The proportion of pupils attending school rose to 2.4 per cent in the middle of last week, new figures show.
Weekly attendance figures published by the government show there were 223,000 pupils in England’s schools last Wednesday (May 6), up from 197,000 (2.1 per cent) at the same point the week before.
The data also shows that the proportion of establishments open reached 81 per cent last week, the highest seen since March 27, at the end of the first week of partial closures.
Schools have been closed to all but the most vulnerable pupils and the children of key workers since March 20, and attendance numbers dropped substantially from 3.7 per cent on March 23, the first day of partial closures, to a low of 0.9 per cent during the Easter holidays.

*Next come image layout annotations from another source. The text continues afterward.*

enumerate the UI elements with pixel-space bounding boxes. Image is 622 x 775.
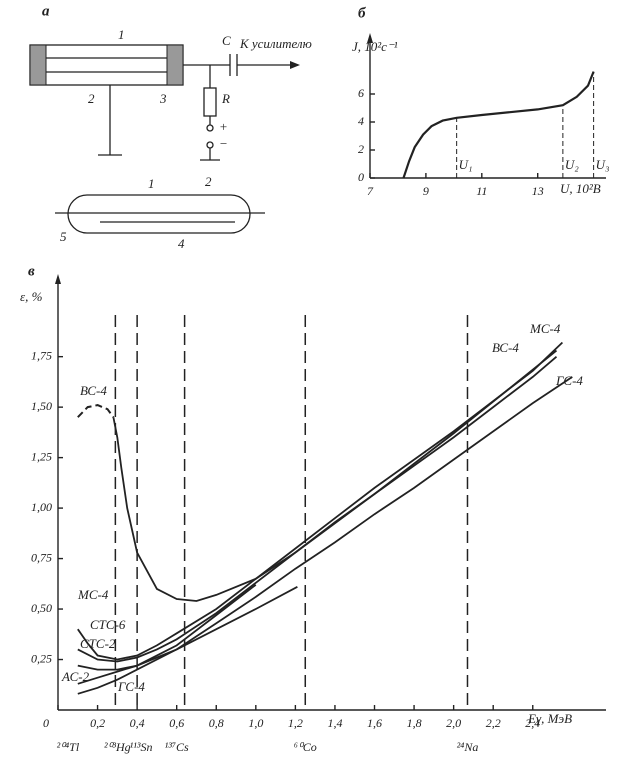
terminal	[206, 141, 214, 149]
x-tick-label: 9	[423, 184, 429, 198]
y-tick-label: 2	[358, 142, 364, 156]
arrow-head	[290, 61, 300, 69]
tube-2	[67, 194, 251, 234]
y-tick-label: 0,50	[31, 601, 52, 615]
x-tick-label: 1,8	[407, 716, 422, 730]
panel-label: а	[42, 3, 50, 19]
terminal	[206, 124, 214, 132]
tube	[29, 44, 184, 86]
x-tick-label: 11	[476, 184, 487, 198]
y-axis-label: J, 10²c⁻¹	[352, 39, 398, 54]
isotope-label: ²⁰³Hg	[104, 740, 131, 754]
label: К усилителю	[239, 36, 312, 51]
isotope-label: ²⁰⁴Tl	[57, 740, 80, 754]
annotation: U₁	[459, 157, 473, 172]
y-tick-label: 1,00	[31, 500, 52, 514]
tube-end	[166, 44, 184, 86]
curve	[77, 376, 573, 695]
y-tick-label: 0,75	[31, 550, 52, 564]
panel-label: в	[28, 263, 35, 279]
annotation: U₃	[596, 157, 610, 172]
label: +	[219, 119, 228, 134]
x-tick-label: 2,4	[525, 716, 540, 730]
isotope-label: ⁶⁰Co	[294, 740, 317, 754]
y-tick-label: 0	[358, 170, 364, 184]
x-tick-label: 1,4	[327, 716, 342, 730]
y-tick-label: 0,25	[31, 651, 52, 665]
x-tick-label: 0,2	[90, 716, 105, 730]
series-label: АС-2	[61, 669, 90, 684]
series-label: СТС-6	[90, 617, 126, 632]
label: 1	[118, 27, 125, 42]
y-tick-label: 6	[358, 86, 364, 100]
panel-label: б	[358, 5, 366, 21]
annotation: U₂	[565, 157, 579, 172]
label: 1	[148, 176, 155, 191]
x-axis-label: U, 10²В	[560, 181, 601, 196]
curve	[77, 349, 558, 663]
label: C	[222, 33, 231, 48]
x-tick-label: 1,0	[248, 716, 263, 730]
axis-arrow	[55, 274, 61, 284]
isotope-label: ²⁴Na	[457, 740, 479, 754]
series-label: ВС-4	[492, 340, 519, 355]
series-label: ГС-4	[117, 679, 145, 694]
label: 4	[178, 236, 185, 251]
label: 2	[88, 91, 95, 106]
tube-end	[29, 44, 47, 86]
isotope-label: ¹³⁷Cs	[165, 740, 189, 754]
curve	[77, 584, 257, 685]
curve	[77, 341, 564, 661]
x-tick-label: 0,6	[169, 716, 184, 730]
y-tick-label: 1,75	[31, 348, 52, 362]
resistor	[203, 87, 217, 117]
x-tick-label: 0	[43, 716, 49, 730]
isotope-label: ¹¹³Sn	[130, 740, 153, 754]
curve-dashed	[77, 404, 115, 418]
label: R	[221, 91, 230, 106]
x-tick-label: 1,6	[367, 716, 382, 730]
series-label: СТС-2	[80, 636, 116, 651]
x-tick-label: 13	[532, 184, 544, 198]
series-label: МС-4	[529, 321, 561, 336]
y-tick-label: 4	[358, 114, 364, 128]
label: 2	[205, 174, 212, 189]
y-axis-label: ε, %	[20, 289, 43, 304]
x-tick-label: 1,2	[288, 716, 303, 730]
x-tick-label: 2,2	[486, 716, 501, 730]
label: −	[219, 136, 228, 151]
axis-arrow	[367, 33, 373, 43]
x-axis-label: Eγ, МэВ	[527, 711, 572, 726]
series-label: МС-4	[77, 587, 109, 602]
detector-diagram: а 1 2 3 C К усилителю R + − 1 2 5 4	[29, 3, 312, 251]
curve	[112, 356, 558, 602]
x-tick-label: 7	[367, 184, 374, 198]
x-tick-label: 0,4	[130, 716, 145, 730]
x-tick-label: 2,0	[446, 716, 461, 730]
curve	[77, 586, 298, 671]
y-tick-label: 1,25	[31, 449, 52, 463]
label: 3	[159, 91, 167, 106]
curve	[402, 71, 595, 179]
y-tick-label: 1,50	[31, 399, 52, 413]
x-tick-label: 0,8	[209, 716, 224, 730]
series-label: ВС-4	[80, 383, 107, 398]
label: 5	[60, 229, 67, 244]
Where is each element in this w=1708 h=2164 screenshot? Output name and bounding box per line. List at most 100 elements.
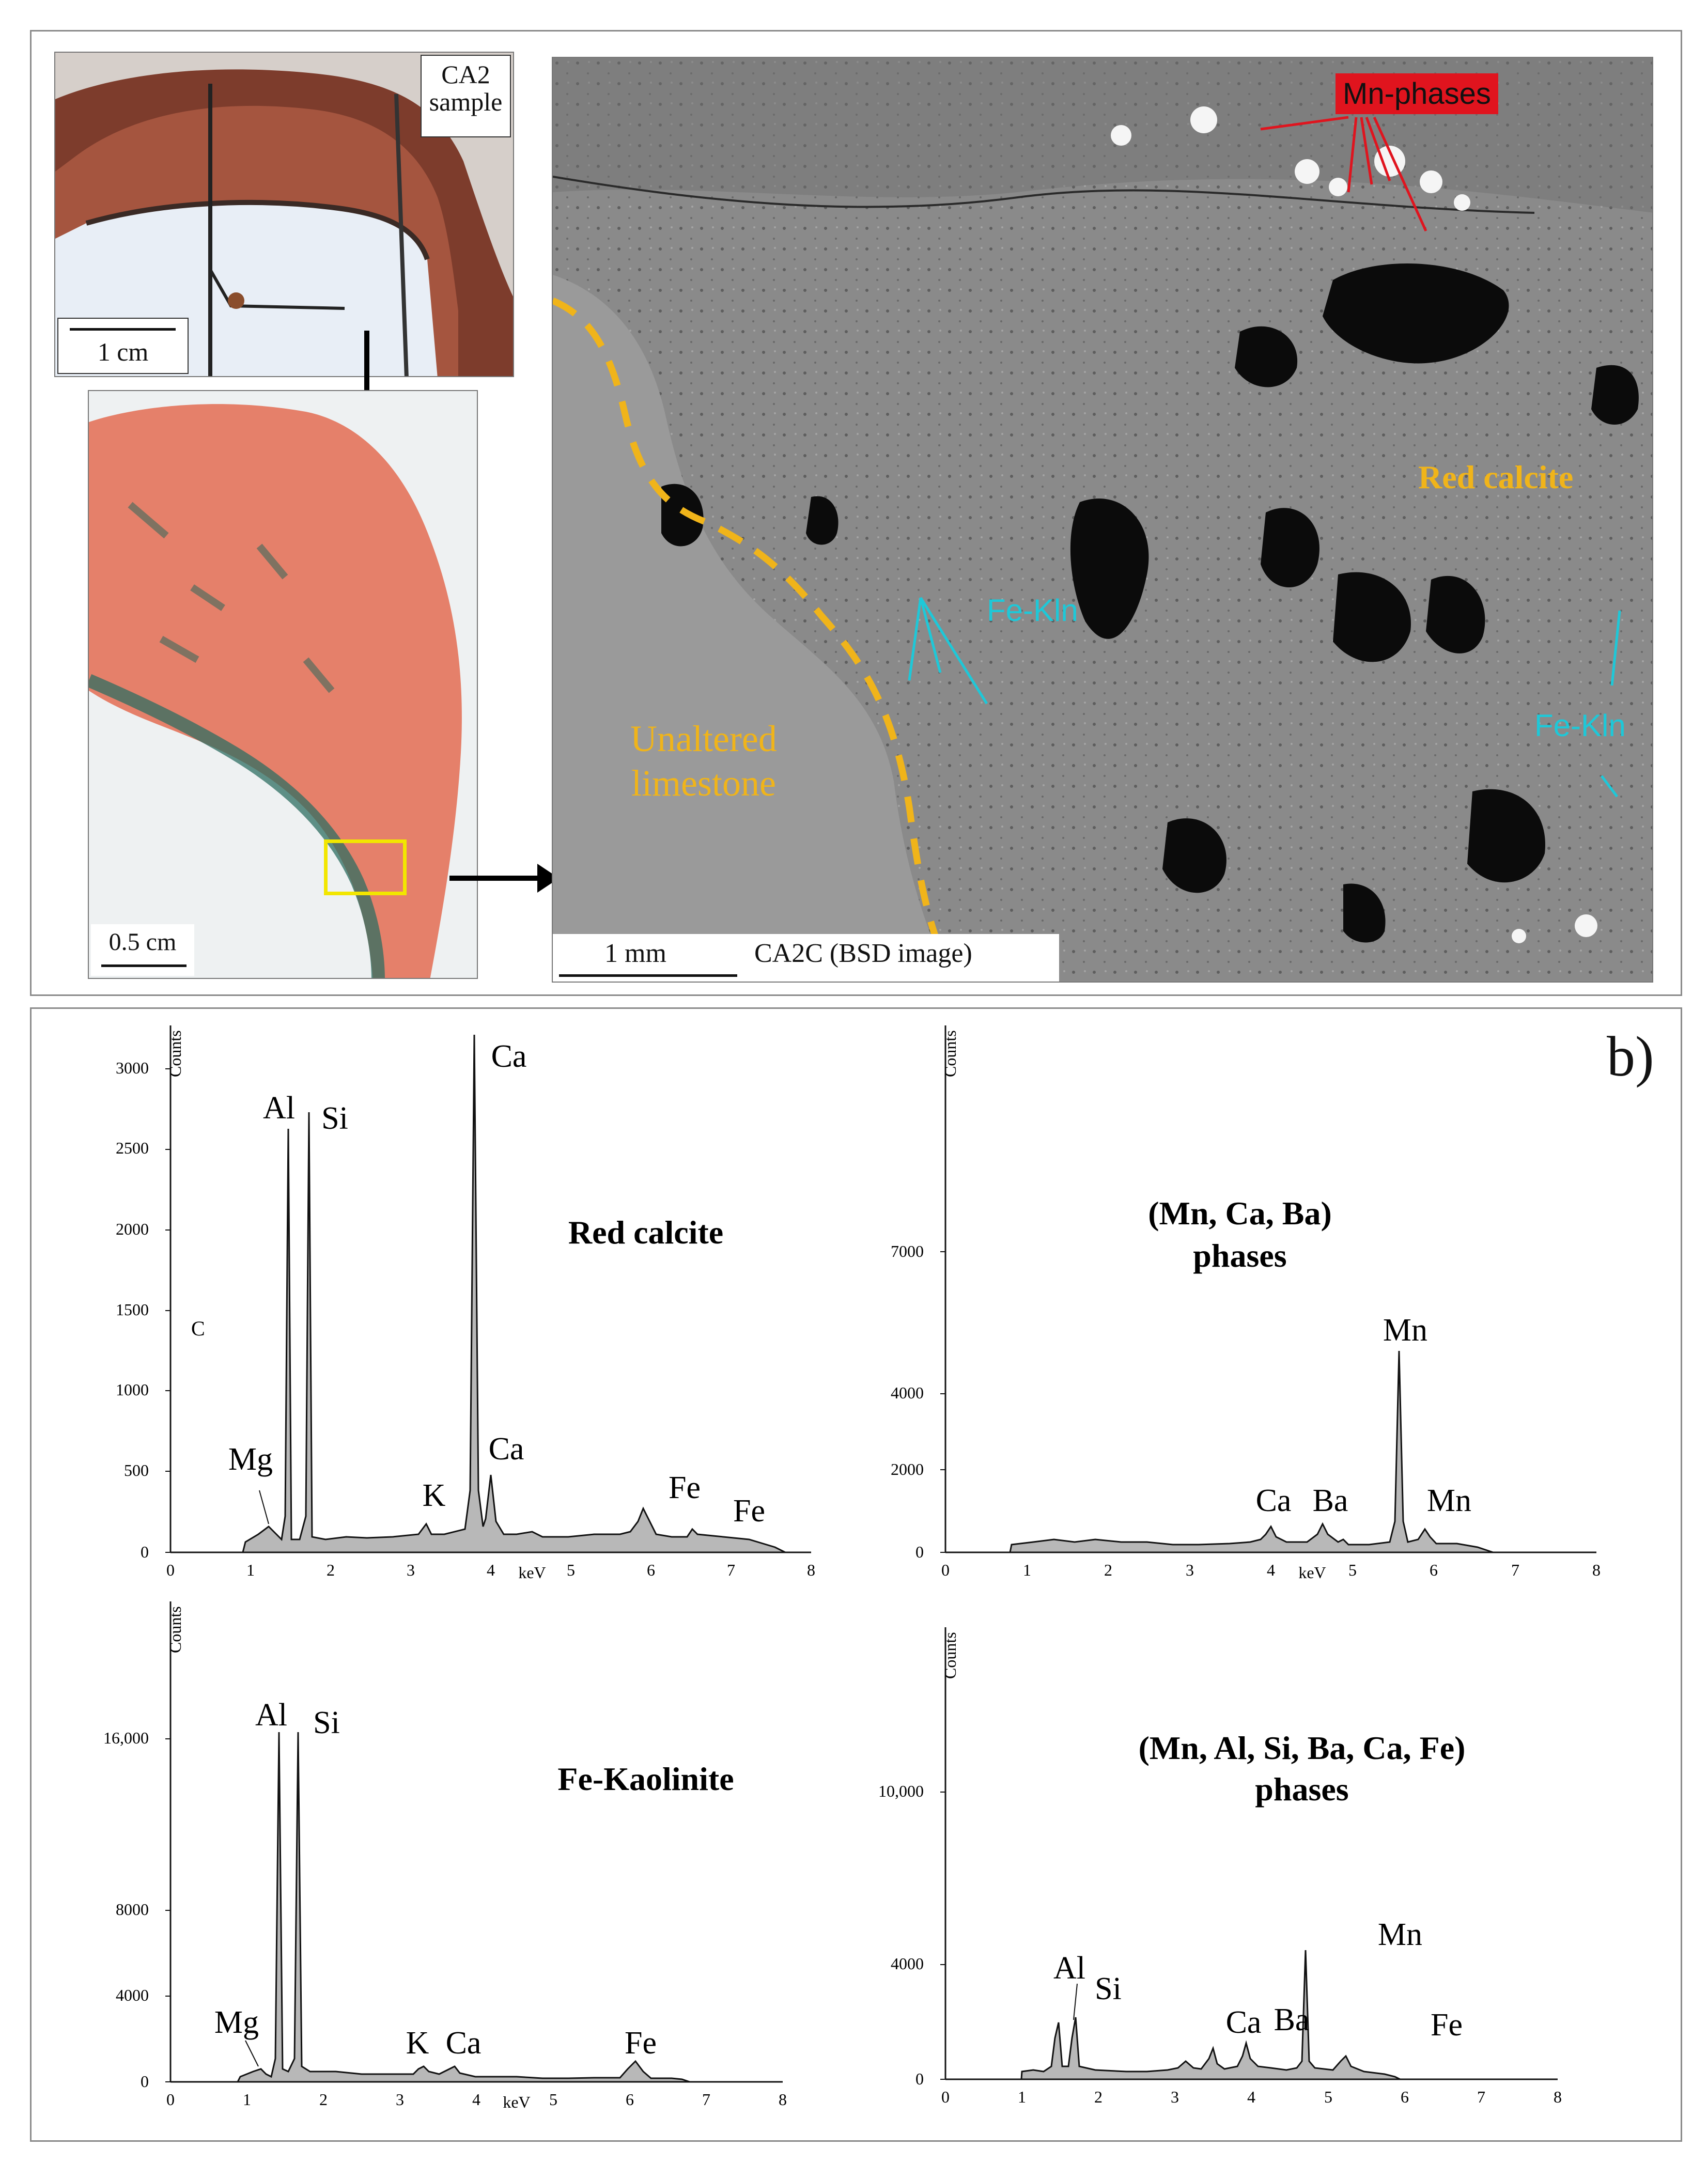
mn-leader-lines [1260, 116, 1427, 232]
sample-photo: CA2 sample 1 cm [54, 52, 514, 377]
peak-label-mg: Mg [214, 2005, 259, 2040]
xtick: 7 [727, 1561, 735, 1579]
peak-label-si: Si [321, 1101, 348, 1136]
ytick: 4000 [891, 1954, 924, 1973]
fekln-leader-lines [908, 597, 1621, 798]
ytick: 1500 [116, 1300, 149, 1319]
xtick: 3 [1171, 2088, 1179, 2106]
peak-label-fe: Fe [1431, 2007, 1463, 2043]
ytick: 4000 [116, 1986, 149, 2004]
peak-label-mn2: Mn [1427, 1483, 1471, 1518]
peak-label-mn: Mn [1383, 1313, 1427, 1348]
sample-title-line1: CA2 [441, 60, 490, 89]
spectrum-title-line2: phases [1255, 1771, 1348, 1808]
peak-label-ba: Ba [1313, 1483, 1348, 1518]
xtick: 6 [1430, 1561, 1438, 1579]
ytick: 3000 [116, 1058, 149, 1077]
y-axis-label: Counts [941, 1632, 959, 1679]
peak-label-fe: Fe [669, 1470, 701, 1505]
sample-scale-box: 1 cm [57, 318, 189, 374]
peak-label-ca: Ca [1226, 2005, 1262, 2040]
sample-title-box: CA2 sample [421, 55, 511, 137]
y-axis-label: Counts [941, 1030, 959, 1077]
x-axis-label: keV [1298, 1563, 1326, 1582]
spectrum-curve [242, 1034, 786, 1553]
xtick: 1 [243, 2090, 251, 2109]
xtick: 8 [1554, 2088, 1562, 2106]
peak-label-ca: Ca [446, 2026, 482, 2061]
peak-label-ca: Ca [1256, 1483, 1292, 1518]
xtick: 5 [567, 1561, 575, 1579]
xtick: 5 [1348, 1561, 1357, 1579]
ytick: 2000 [116, 1220, 149, 1238]
panel-b-letter: b) [1607, 1025, 1654, 1088]
xtick: 4 [487, 1561, 495, 1579]
y-axis-label: Counts [166, 1606, 184, 1653]
xtick: 6 [647, 1561, 655, 1579]
thin-section-photo: 0.5 cm [88, 390, 478, 979]
spectrum-title: (Mn, Ca, Ba) [1148, 1195, 1332, 1232]
ytick: 16,000 [103, 1729, 149, 1747]
pores [661, 263, 1639, 943]
xtick: 5 [549, 2090, 557, 2109]
ytick: 8000 [116, 1900, 149, 1919]
peak-label-ca2: Ca [489, 1431, 524, 1467]
ytick: 7000 [891, 1242, 924, 1260]
peak-label-al: Al [263, 1091, 295, 1126]
spectrum-fe-kaolinite: 0 4000 8000 16,000 Counts 0 1 2 3 4 5 6 … [103, 1601, 787, 2111]
mn-phases-label: Mn-phases [1336, 73, 1498, 114]
thin-section-scale-box: 0.5 cm [91, 924, 194, 976]
highlight-box [324, 839, 407, 895]
peak-label-al: Al [255, 1698, 287, 1733]
ytick: 0 [915, 2069, 924, 2088]
xtick: 2 [327, 1561, 335, 1579]
peak-label-si: Si [1095, 1971, 1122, 2006]
xtick: 2 [1094, 2088, 1103, 2106]
ytick: 0 [141, 2072, 149, 2091]
xtick: 7 [1477, 2088, 1485, 2106]
bsd-image-drawing [553, 58, 1652, 982]
unaltered-limestone-label: Unaltered limestone [630, 717, 777, 806]
fekln-label-2: Fe-Kln [1534, 708, 1626, 743]
unaltered-line1: Unaltered [630, 718, 777, 759]
ytick: 1000 [116, 1380, 149, 1399]
xtick: 4 [472, 2090, 480, 2109]
spectrum-mn-al-si-ba-ca-fe: 0 4000 10,000 Counts 0 1 2 3 4 5 6 7 8 A… [878, 1627, 1562, 2106]
bsd-scale-bar [559, 974, 737, 977]
thin-section-drawing [89, 391, 477, 978]
xtick: 4 [1267, 1561, 1275, 1579]
x-axis-label: keV [503, 2093, 530, 2111]
sample-title-line2: sample [429, 87, 503, 116]
bsd-caption: CA2C (BSD image) [754, 939, 972, 968]
peak-label-mg: Mg [228, 1442, 273, 1477]
peak-label-ca: Ca [491, 1039, 527, 1074]
xtick: 3 [1186, 1561, 1194, 1579]
panel-a-frame [30, 30, 1682, 996]
thin-section-scale-label: 0.5 cm [108, 928, 177, 956]
peak-label-k: K [423, 1478, 446, 1513]
right-arrow-icon [449, 864, 559, 893]
red-calcite-label: Red calcite [1418, 459, 1574, 495]
sample-scale-bar [70, 328, 176, 331]
spectrum-title: Fe-Kaolinite [557, 1761, 734, 1797]
spectrum-title: (Mn, Al, Si, Ba, Ca, Fe) [1139, 1730, 1466, 1766]
xtick: 8 [807, 1561, 815, 1579]
xtick: 3 [407, 1561, 415, 1579]
thin-section-scale-bar [101, 964, 187, 967]
spectrum-title-line2: phases [1193, 1237, 1286, 1274]
xtick: 6 [1401, 2088, 1409, 2106]
spectrum-mn-ca-ba: 0 2000 4000 7000 Counts 0 1 2 3 4 5 6 7 … [891, 1025, 1601, 1582]
xtick: 0 [941, 1561, 950, 1579]
boundary-dashed-line [553, 298, 959, 982]
spectrum-curve [1009, 1350, 1494, 1553]
xtick: 7 [702, 2090, 710, 2109]
xtick: 1 [1023, 1561, 1031, 1579]
unaltered-line2: limestone [631, 762, 776, 804]
spectrum-red-calcite: 0 500 1000 1500 2000 2500 3000 Counts 0 … [116, 1025, 815, 1582]
xtick: 0 [166, 2090, 175, 2109]
ytick: 10,000 [878, 1782, 924, 1800]
xtick: 2 [319, 2090, 328, 2109]
spectrum-curve [1020, 1950, 1401, 2080]
bsd-scale-label: 1 mm [604, 939, 666, 968]
x-axis-label: keV [518, 1563, 546, 1582]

The low attendance figures, particularly among vulnerable pupils with support needs, have prompted concern about whether pupils are getting the right help.
Following the overall rise in attendance, the government now estimates that around 14 per cent of children classed as “vulnerable” attended school last Thursday, up from 12 per cent on April 30.
The proportion of children of key workers has also risen in that period, the government said, from 4 per cent to 5 per cent.
The number of teaching staff attending also rose to a high of 111,000 last Wednesday, the highest level since March 26.
It comes after the government told schools and local authorities to urge more vulnerable pupils to attend school.
The government’s recovery strategy, published yesterday, acknowledged that low numbers of “vulnerable” children, who are allowed to attend school now, are doing so, and states that local authorities and schools should “urge more children who would benefit from attending in person to do so”.